As long as they’re paid on time, student loans can bolster credit scores. They also add to the average age of your credit, which benefits your score.
And since student loans are installment debt, having them on your credit report shows that you can manage large amounts of debt over a period of time. Lenders like to see a mix of credit types in your report, too.
Paying Off Your Student Loans
Student loans are a necessity for many students, but it’s important to be mindful of how they impact your credit. Student loan payments are reported to the credit bureaus, and when you make them on time, your credit score can improve. Additionally, student loan debt can contribute to your overall account mix and average account age, which are both factors in your VantageScore® or FICO(r) credit scores.
If you’re able to, pay more than the minimum amount due each month. This will help lower the total interest you pay and will allow you to pay off your student loans much sooner. You can also consider consolidating your student loans or using a repayment strategy such as the debt avalanche method, which involves paying off the highest-interest rate loans first.

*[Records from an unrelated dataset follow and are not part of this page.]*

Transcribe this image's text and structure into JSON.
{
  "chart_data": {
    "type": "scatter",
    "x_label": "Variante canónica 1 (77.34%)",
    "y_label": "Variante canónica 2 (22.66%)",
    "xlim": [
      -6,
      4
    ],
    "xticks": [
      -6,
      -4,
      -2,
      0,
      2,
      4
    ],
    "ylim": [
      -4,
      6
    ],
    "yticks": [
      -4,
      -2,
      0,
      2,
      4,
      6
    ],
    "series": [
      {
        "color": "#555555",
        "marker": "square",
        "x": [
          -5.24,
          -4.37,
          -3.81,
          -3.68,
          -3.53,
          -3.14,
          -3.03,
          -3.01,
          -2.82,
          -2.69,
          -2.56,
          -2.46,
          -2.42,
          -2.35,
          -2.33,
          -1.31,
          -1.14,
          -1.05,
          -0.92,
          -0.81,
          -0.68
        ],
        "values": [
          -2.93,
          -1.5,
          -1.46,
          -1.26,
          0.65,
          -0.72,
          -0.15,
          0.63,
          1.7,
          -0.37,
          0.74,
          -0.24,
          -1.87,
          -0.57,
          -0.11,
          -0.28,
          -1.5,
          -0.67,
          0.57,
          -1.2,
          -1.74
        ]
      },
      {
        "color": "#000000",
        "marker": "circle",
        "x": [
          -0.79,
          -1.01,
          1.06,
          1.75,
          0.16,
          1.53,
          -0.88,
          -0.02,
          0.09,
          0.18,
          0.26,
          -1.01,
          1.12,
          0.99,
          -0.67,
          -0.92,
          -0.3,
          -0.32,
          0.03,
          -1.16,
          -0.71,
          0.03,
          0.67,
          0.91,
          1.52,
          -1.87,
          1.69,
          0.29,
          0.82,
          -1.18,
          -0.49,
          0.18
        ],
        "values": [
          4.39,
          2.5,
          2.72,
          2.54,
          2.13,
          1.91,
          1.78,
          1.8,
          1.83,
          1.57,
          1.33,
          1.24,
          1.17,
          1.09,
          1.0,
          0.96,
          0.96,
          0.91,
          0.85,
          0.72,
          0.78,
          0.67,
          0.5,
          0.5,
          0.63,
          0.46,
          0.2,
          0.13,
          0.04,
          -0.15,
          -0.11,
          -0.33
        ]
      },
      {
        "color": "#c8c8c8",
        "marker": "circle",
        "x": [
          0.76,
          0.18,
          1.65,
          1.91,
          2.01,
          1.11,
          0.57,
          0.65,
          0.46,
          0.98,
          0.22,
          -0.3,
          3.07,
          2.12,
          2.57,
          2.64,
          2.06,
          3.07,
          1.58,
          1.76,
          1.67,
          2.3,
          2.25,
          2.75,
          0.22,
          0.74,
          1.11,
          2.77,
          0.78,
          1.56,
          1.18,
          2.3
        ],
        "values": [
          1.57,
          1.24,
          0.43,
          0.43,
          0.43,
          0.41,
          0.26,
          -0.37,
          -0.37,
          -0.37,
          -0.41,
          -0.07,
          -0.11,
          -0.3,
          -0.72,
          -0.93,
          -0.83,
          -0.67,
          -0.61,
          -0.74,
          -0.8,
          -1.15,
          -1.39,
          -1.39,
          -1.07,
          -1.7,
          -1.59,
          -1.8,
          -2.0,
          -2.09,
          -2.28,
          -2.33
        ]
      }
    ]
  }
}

Another option is to pay your student loans with a rewards credit card. This can offer a variety of benefits, including earning reward points that can be used to lower your balance or pay off the interest you’re accruing.
If you’re having trouble keeping up with your student loan payments, speak to your loan servicer right away. They may be able to provide options for you to manage your payments, such as deferment or forgiveness programs. However, you should never stop making payments or default on your student loans. Doing so can have serious consequences and will make it harder to qualify for future loans in the event of financial hardship. If you have a cosigner on your student loans, be aware that any missed or late payments will negatively affect both the borrower and the cosigner’s credit score. A default on a student loan can be reported to the credit bureaus for up to seven years.
Having a Student Loan
If you’re applying for a student loan, your credit score will play an important role in whether or not you get approved and under what terms. However, it’s not the only factor that lenders consider. You’ll also need to meet the lender’s minimum credit score requirements, which will vary from lender to lender.
Having a student loan can help improve your credit score if you make all your payments on time. This is because payment history accounts for about 35% of your credit score, according to Experian. In addition, having a student loan on your credit report can add to your average account age and diversify your credit mix, which can also help boost your score. However, if you miss your student loan payments, it can ding your credit score and may make it difficult for you to obtain future loans or other forms of credit.
The most common type of student loan is a Direct Subsidized Loan, which is based on financial need and is not subject to credit checks. However, if you’re interested in taking out private student loans, it will be much harder to qualify without a good credit score. In fact, most lenders have a minimum credit score requirement of around 649, and many require borrowers to have a cosigner who will be responsible for the debt in the event you are unable to pay your student loan on time.
Recruiting a parent to cosign a private student loan is an option for borrowers with bad credit. The lender will consider your parent’s credit history in addition to your own, which can boost your chances of getting a loan and potentially lower your interest rate. Keep in mind, though, that borrowing with a cosigner can be risky and may cause your credit score to take a hit. Generally, you should exhaust all federal student loan options before turning to private alternatives.